Beyond the rules, we have the usual cosmetic attempts to lure an audience that probably isn’t there in the first place, as in Nike’s attempts (urged by MLB’s marketing arm) to “improve” on classic uniforms. The Dodgers’ “City Connect” jerseys are supposed to come out this month, and would anyone like to put money on the likelihood that in the true spirit of intellectual laziness, they’ll include either (a) something in purple and gold or (b) something related to the Hollywood sign?

(The view from here? If they must go along with the charade, why not just take the classic white home jersey, change the “Dodgers” blue cursive to “Los Angeles” and leave the rest alone?)

There does seem to be less crankiness from the “play the right way” crowd this season, although White Sox manager Tony La Russa had his own moment earlier this season when he ripped his own player, Yermin Mercedes, for homering off a position player on a 3-0 pitch with a big lead.
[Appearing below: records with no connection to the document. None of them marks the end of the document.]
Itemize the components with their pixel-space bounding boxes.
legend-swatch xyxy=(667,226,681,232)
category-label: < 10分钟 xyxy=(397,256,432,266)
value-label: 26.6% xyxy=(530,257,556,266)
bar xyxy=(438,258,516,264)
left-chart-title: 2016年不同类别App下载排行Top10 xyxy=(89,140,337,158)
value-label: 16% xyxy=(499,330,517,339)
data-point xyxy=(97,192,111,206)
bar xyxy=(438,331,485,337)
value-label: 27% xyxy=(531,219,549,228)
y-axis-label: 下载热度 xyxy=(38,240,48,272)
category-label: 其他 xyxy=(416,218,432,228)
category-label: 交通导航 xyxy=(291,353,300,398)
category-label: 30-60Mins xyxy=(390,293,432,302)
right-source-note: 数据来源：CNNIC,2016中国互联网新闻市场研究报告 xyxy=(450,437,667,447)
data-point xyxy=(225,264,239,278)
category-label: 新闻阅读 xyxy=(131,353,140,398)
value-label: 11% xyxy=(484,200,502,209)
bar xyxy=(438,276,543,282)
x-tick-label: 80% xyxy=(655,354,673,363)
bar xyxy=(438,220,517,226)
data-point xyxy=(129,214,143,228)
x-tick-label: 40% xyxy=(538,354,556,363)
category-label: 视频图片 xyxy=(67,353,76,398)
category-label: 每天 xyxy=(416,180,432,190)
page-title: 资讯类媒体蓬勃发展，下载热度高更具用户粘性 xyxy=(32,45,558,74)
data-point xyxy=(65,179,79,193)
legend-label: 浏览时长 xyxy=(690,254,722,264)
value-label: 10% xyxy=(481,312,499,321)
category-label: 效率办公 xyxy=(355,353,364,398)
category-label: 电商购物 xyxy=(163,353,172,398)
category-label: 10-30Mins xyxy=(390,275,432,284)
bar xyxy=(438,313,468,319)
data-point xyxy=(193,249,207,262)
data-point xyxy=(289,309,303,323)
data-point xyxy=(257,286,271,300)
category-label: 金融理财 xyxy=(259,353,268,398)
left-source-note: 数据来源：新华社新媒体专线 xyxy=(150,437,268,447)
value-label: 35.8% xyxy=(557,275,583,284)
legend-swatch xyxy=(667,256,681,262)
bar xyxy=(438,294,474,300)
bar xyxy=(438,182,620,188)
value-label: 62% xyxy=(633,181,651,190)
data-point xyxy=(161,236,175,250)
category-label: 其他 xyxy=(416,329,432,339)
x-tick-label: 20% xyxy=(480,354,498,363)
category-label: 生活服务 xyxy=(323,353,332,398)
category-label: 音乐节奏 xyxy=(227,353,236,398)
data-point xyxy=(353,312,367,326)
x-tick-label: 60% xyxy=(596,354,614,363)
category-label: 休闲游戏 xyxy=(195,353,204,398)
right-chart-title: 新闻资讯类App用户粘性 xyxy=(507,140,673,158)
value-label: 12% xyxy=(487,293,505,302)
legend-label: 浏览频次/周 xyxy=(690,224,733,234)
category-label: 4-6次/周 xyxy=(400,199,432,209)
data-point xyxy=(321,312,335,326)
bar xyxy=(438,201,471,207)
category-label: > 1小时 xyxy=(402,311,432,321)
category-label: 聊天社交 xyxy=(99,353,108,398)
It’s fair to say public opinion backed the player.

And here’s something to ponder: Is homerism on TV and radio broadcasts more widespread and blatant than it used to be? Is it acceptable in a way it wasn’t years ago, or does it damage a broadcaster’s credibility? (And seriously, what would Vin think?) 

As is usually the case, I’m guessing your suggestions and opinions – about rules, fundamentals, telecasts and uniforms and the rest – will be more entertaining than mine, so please send them to the email address or Twitter handle below. They’ll be the basis of a follow-up column.

But a reminder: The proprietor of This Space is still the only one allowed to shoo the kids off the lawn, and I rarely exercise that privilege. (The kids couldn’t hear me over our yappy dogs, anyway.)